There are policy changes that sound technical until they land on a child’s desk.
Moving special education out of the Department of Education is one of them.
On paper, this may be described as an administrative shift: a transfer of programs, a set of interagency agreements, a reorganization of federal responsibilities. But for families, educators, and students with disabilities, this is not just bureaucracy. It is a signal. It says that special education can be separated from education itself.
That is the tragedy.
In June 2026, the U.S. Department of Education announced new partnerships with the Department of Health and Human Services and the Department of Justice. Under the plan, HHS would partner with the Department of Education on special education and rehabilitative services, while DOJ would take on a greater role in civil rights enforcement, student privacy protection, and related training and advisory work.
The Department describes this as a way to reduce red tape and improve coordination. Secretary Linda McMahon has argued that families need “less red tape” and “stronger results” in special education. But many disability advocates see something very different: the splintering of federal responsibility for students with disabilities. The Arc warned that moving special education and civil rights responsibilities out of the Department of Education risks creating a patchwork of rights for students with disabilities, while the American Occupational Therapy Association raised concerns about shifting IDEA-related responsibilities toward HHS.
Special education is not health care with a school bus attached.
It is education.
It is reading instruction, communication support, accessible classrooms, behavioral plans, related services, trained teachers, legal protections, and the daily work of ensuring that a child is not merely present in school, but meaningfully included in learning.
When special education is moved into a health-focused agency, students with disabilities risk being viewed first through a medical lens instead of an educational one. That distinction matters. A diagnosis may help explain a child’s needs, but it does not define their potential. The purpose of special education is not to manage disability. It is to guarantee access to learning.
For fifty years, the promise of IDEA has been rooted in a simple but powerful idea: every child is entitled to a free appropriate public education. That promise belongs in the agency charged with education. It belongs alongside the systems that oversee schools, support teachers, monitor state compliance, and understand the daily realities of classrooms.
Families already fight too hard for services. Too many parents know the exhaustion of repeated meetings, delayed evaluations, vague explanations, and the constant pressure to prove what their child needs. Moving oversight across agencies will not make that easier. It risks creating more confusion about who is responsible, where families should turn, and how accountability will be enforced.
And accountability is the heart of this issue.
When a child is denied speech services, when a student’s behavior plan is ignored, when a district fails to evaluate a child on time, when a wheelchair user cannot access a classroom, these are not abstract compliance problems. They are lost school days. Lost confidence. Lost trust. Lost opportunity.
A fragmented federal system makes it easier for responsibility to be passed around. Education can say it is a health issue. Health can say it is a school issue. Civil rights enforcement can become separate from educational support. Families can be left navigating a maze while their children wait.

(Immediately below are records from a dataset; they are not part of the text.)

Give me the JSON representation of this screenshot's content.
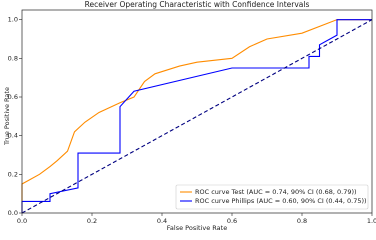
{
  "chart_data": {
    "type": "line",
    "title": "Receiver Operating Characteristic with Confidence Intervals",
    "x_label": "False Positive Rate",
    "y_label": "True Positive Rate",
    "xlim": [
      0,
      1
    ],
    "ylim": [
      0,
      1.05
    ],
    "xticks": [
      {
        "value": 0,
        "label": "0.0"
      },
      0.2,
      0.4,
      0.6,
      0.8,
      {
        "value": 1,
        "label": "1.0"
      }
    ],
    "yticks": [
      {
        "value": 0,
        "label": "0.0"
      },
      0.2,
      0.4,
      0.6,
      0.8,
      {
        "value": 1,
        "label": "1.0"
      }
    ],
    "legend": "lower right",
    "series": [
      {
        "name": "ROC curve Test (AUC = 0.74, 90% CI (0.68, 0.79))",
        "color": "#ff8c00",
        "x": [
          0,
          0,
          0.02,
          0.05,
          0.08,
          0.1,
          0.13,
          0.15,
          0.18,
          0.22,
          0.28,
          0.32,
          0.35,
          0.38,
          0.45,
          0.5,
          0.6,
          0.65,
          0.7,
          0.8,
          0.9,
          1
        ],
        "values": [
          0,
          0.15,
          0.17,
          0.2,
          0.24,
          0.27,
          0.32,
          0.42,
          0.47,
          0.52,
          0.57,
          0.6,
          0.68,
          0.72,
          0.76,
          0.78,
          0.8,
          0.86,
          0.9,
          0.93,
          1,
          1
        ]
      },
      {
        "name": "ROC curve Phillips (AUC = 0.60, 90% CI (0.44, 0.75))",
        "color": "#0000ff",
        "x": [
          0,
          0,
          0.08,
          0.08,
          0.16,
          0.16,
          0.28,
          0.28,
          0.32,
          0.6,
          0.82,
          0.82,
          0.85,
          0.85,
          0.9,
          0.9,
          1
        ],
        "values": [
          0,
          0.06,
          0.06,
          0.1,
          0.13,
          0.31,
          0.31,
          0.55,
          0.63,
          0.75,
          0.75,
          0.81,
          0.81,
          0.87,
          0.92,
          1,
          1
        ]
      },
      {
        "color": "#000080",
        "dashed": true,
        "x": [
          0,
          1
        ],
        "values": [
          0,
          1
        ]
      }
    ]
  }
}
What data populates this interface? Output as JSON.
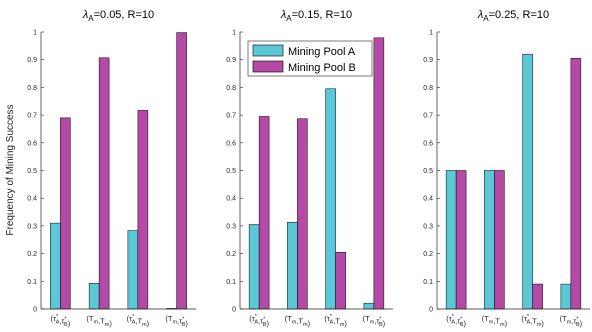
{
  "colors": {
    "pool_a": "#5bc8d8",
    "pool_b": "#b44aa6"
  },
  "chart_data": [
    {
      "type": "bar",
      "title": "λ_A=0.05, R=10",
      "title_lambda": "λ",
      "title_sub": "A",
      "title_rest": "=0.05, R=10",
      "ylabel": "Frequency of Mining Success",
      "ylim": [
        0,
        1
      ],
      "yticks": [
        "0",
        "0.1",
        "0.2",
        "0.3",
        "0.4",
        "0.5",
        "0.6",
        "0.7",
        "0.8",
        "0.9",
        "1"
      ],
      "categories": [
        "(τ*A,τ*B)",
        "(Tm,Tm)",
        "(τ*A,Tm)",
        "(Tm,τ*B)"
      ],
      "series": [
        {
          "name": "Mining Pool A",
          "values": [
            0.31,
            0.093,
            0.283,
            0.002
          ]
        },
        {
          "name": "Mining Pool B",
          "values": [
            0.69,
            0.907,
            0.717,
            0.998
          ]
        }
      ],
      "legend": "none"
    },
    {
      "type": "bar",
      "title": "λ_A=0.15, R=10",
      "title_lambda": "λ",
      "title_sub": "A",
      "title_rest": "=0.15, R=10",
      "ylim": [
        0,
        1
      ],
      "yticks": [
        "0",
        "0.1",
        "0.2",
        "0.3",
        "0.4",
        "0.5",
        "0.6",
        "0.7",
        "0.8",
        "0.9",
        "1"
      ],
      "categories": [
        "(τ*A,τ*B)",
        "(Tm,Tm)",
        "(τ*A,Tm)",
        "(Tm,τ*B)"
      ],
      "series": [
        {
          "name": "Mining Pool A",
          "values": [
            0.305,
            0.313,
            0.795,
            0.021
          ]
        },
        {
          "name": "Mining Pool B",
          "values": [
            0.695,
            0.687,
            0.205,
            0.979
          ]
        }
      ],
      "legend": "top-left"
    },
    {
      "type": "bar",
      "title": "λ_A=0.25, R=10",
      "title_lambda": "λ",
      "title_sub": "A",
      "title_rest": "=0.25, R=10",
      "ylim": [
        0,
        1
      ],
      "yticks": [
        "0",
        "0.1",
        "0.2",
        "0.3",
        "0.4",
        "0.5",
        "0.6",
        "0.7",
        "0.8",
        "0.9",
        "1"
      ],
      "categories": [
        "(τ*A,τ*B)",
        "(Tm,Tm)",
        "(τ*A,Tm)",
        "(Tm,τ*B)"
      ],
      "series": [
        {
          "name": "Mining Pool A",
          "values": [
            0.5,
            0.5,
            0.92,
            0.09
          ]
        },
        {
          "name": "Mining Pool B",
          "values": [
            0.5,
            0.5,
            0.09,
            0.905
          ]
        }
      ],
      "legend": "none"
    }
  ],
  "legend": {
    "items": [
      {
        "label": "Mining Pool A"
      },
      {
        "label": "Mining Pool B"
      }
    ]
  }
}
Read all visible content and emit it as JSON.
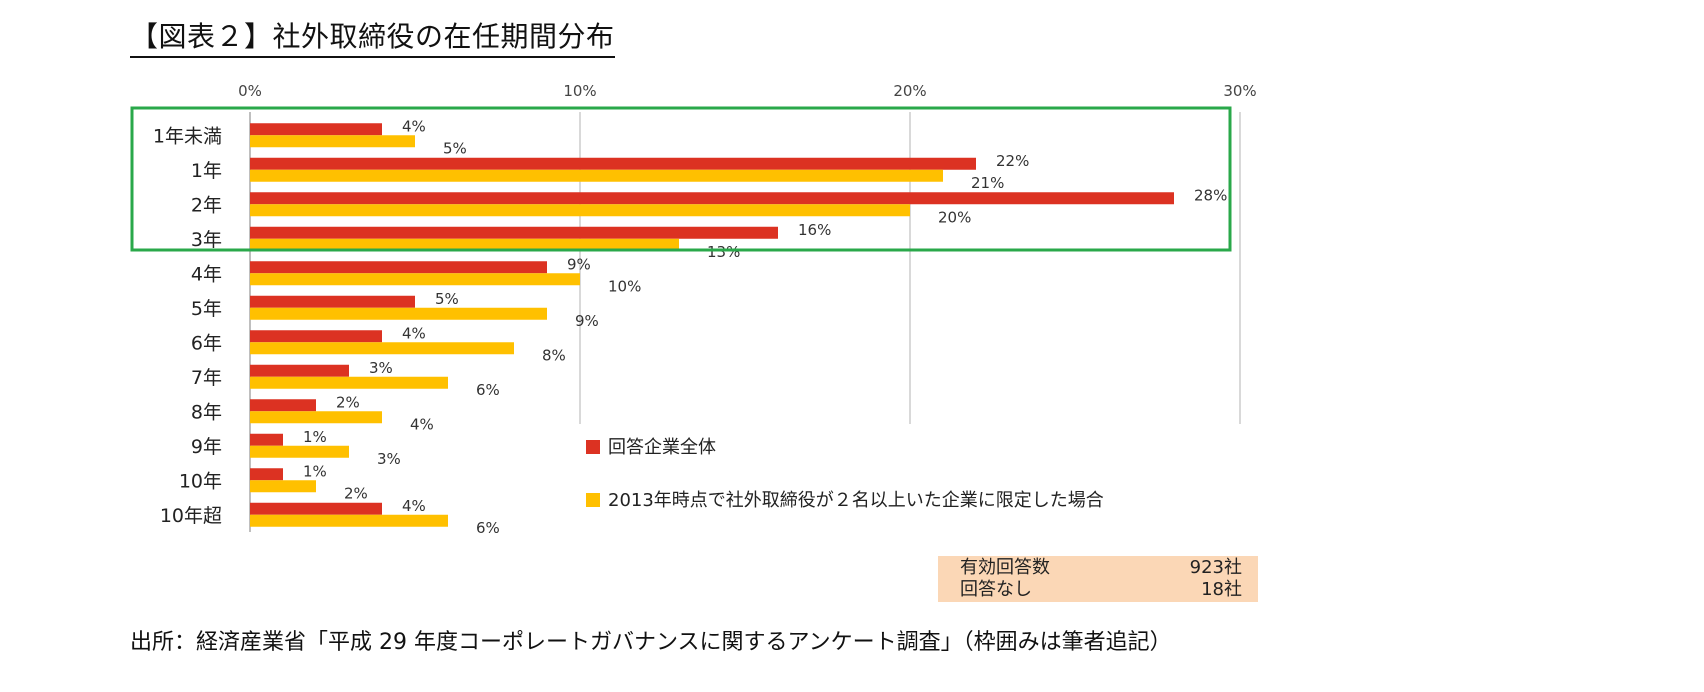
{
  "title": "【図表２】社外取締役の在任期間分布",
  "chart_data": {
    "type": "bar",
    "orientation": "horizontal",
    "categories": [
      "1年未満",
      "1年",
      "2年",
      "3年",
      "4年",
      "5年",
      "6年",
      "7年",
      "8年",
      "9年",
      "10年",
      "10年超"
    ],
    "series": [
      {
        "name": "回答企業全体",
        "color": "#dc3222",
        "values": [
          4,
          22,
          28,
          16,
          9,
          5,
          4,
          3,
          2,
          1,
          1,
          4
        ],
        "labels": [
          "4%",
          "22%",
          "28%",
          "16%",
          "9%",
          "5%",
          "4%",
          "3%",
          "2%",
          "1%",
          "1%",
          "4%"
        ]
      },
      {
        "name": "2013年時点で社外取締役が２名以上いた企業に限定した場合",
        "color": "#ffc000",
        "values": [
          5,
          21,
          20,
          13,
          10,
          9,
          8,
          6,
          4,
          3,
          2,
          6
        ],
        "labels": [
          "5%",
          "21%",
          "20%",
          "13%",
          "10%",
          "9%",
          "8%",
          "6%",
          "4%",
          "3%",
          "2%",
          "6%"
        ]
      }
    ],
    "x_ticks": [
      "0%",
      "10%",
      "20%",
      "30%"
    ],
    "xlim": [
      0,
      30
    ],
    "grid": true,
    "axis_position": "top",
    "legend_placement": "bottom-right",
    "highlight_box_color": "#2aa84a",
    "highlight_categories": [
      "1年未満",
      "1年",
      "2年",
      "3年"
    ]
  },
  "info_box": {
    "rows": [
      {
        "label": "有効回答数",
        "value": "923社"
      },
      {
        "label": "回答なし",
        "value": "18社"
      }
    ]
  },
  "source": "出所：経済産業省「平成 29 年度コーポレートガバナンスに関するアンケート調査」（枠囲みは筆者追記）"
}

Children with disabilities do not live in agency silos. They live whole lives. They need schools that see the whole child.
The Department of Education is not perfect. Special education has never been fully funded the way Congress originally promised. Enforcement has often been uneven. Families have long carried too much of the burden. But the answer to an imperfect system is not to scatter its responsibilities. The answer is to strengthen it.
If the goal is efficiency, then listen to families. Fund IDEA fully. Invest in special educators, paraprofessionals, therapists, and school psychologists. Reduce paperwork that does not help children. Improve dispute resolution. Make compliance faster and clearer. Support states and districts while holding them accountable.
But do not pretend that moving special education out of the Department of Education is a neutral act.
It changes the meaning of the work.
Special education says that students with disabilities are students first. They belong in classrooms, in curriculum, in school communities, and in the public promise of education. Removing special education from the federal education agency weakens that message at the very moment when families need it reinforced.
A child’s right to learn should not depend on which agency answers the phone.
Special education belongs in education because students with disabilities belong in education. Not adjacent to it. Not medically managed outside of it. Not administratively shuffled away from it.
In it.
Fully, visibly, and with the full force of federal protection behind them.